New Insights into Uniformly Accelerated Detector in a Quantum Field

TL;DR

This paper provides an exact solution for a uniformly accelerated detector in a quantum field, revealing limitations of the Unruh effect in certain regimes and identifying late-time quantum radiation in (3+1)D.

Contribution

It offers a novel exact solution for the detector-field system in (3+1)D, enabling comprehensive analysis of transient and steady states, and clarifies the validity limits of the Unruh effect.

Findings

Unruh effect validity is limited to transient stages.

Steady-state (3+1)D detector emits quantum radiation.

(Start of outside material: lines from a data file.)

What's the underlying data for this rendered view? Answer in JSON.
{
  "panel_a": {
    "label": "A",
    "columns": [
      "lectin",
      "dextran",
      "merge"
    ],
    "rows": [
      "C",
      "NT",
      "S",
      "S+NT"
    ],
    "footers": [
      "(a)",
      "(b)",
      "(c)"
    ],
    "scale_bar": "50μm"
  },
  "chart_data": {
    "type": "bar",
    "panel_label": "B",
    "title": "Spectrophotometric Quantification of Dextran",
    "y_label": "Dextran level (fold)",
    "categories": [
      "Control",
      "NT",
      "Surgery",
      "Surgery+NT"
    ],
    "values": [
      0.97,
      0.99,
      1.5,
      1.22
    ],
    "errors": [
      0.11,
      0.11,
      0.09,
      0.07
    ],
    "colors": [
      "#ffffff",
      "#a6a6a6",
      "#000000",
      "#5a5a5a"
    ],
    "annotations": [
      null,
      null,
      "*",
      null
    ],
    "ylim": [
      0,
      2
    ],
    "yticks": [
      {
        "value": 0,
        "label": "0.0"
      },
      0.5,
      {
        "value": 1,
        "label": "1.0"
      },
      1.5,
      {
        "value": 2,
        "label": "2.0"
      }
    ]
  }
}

Unruh effect does not account for late-time quantum radiation.

Abstract

We obtained an exact solution for a uniformly accelerated Unruh-DeWitt detector interacting with a massless scalar field in (3+1) dimensions which enables us to study the entire evolution of the total system, from the initial transient to late-time steady state. We find that the Unruh effect as derived from time-dependent perturbation theory is valid only in the transient stage and is totally invalid for cases with proper acceleration smaller than the damping constant. We also found that, unlike in (1+1)D results, the (3+1)D uniformly accelerated Unruh-DeWitt detector in a steady state does emit a positive radiated power of quantum nature at late-times, but it is not connected to the thermal radiance experienced by the detector in the Unruh effect proper.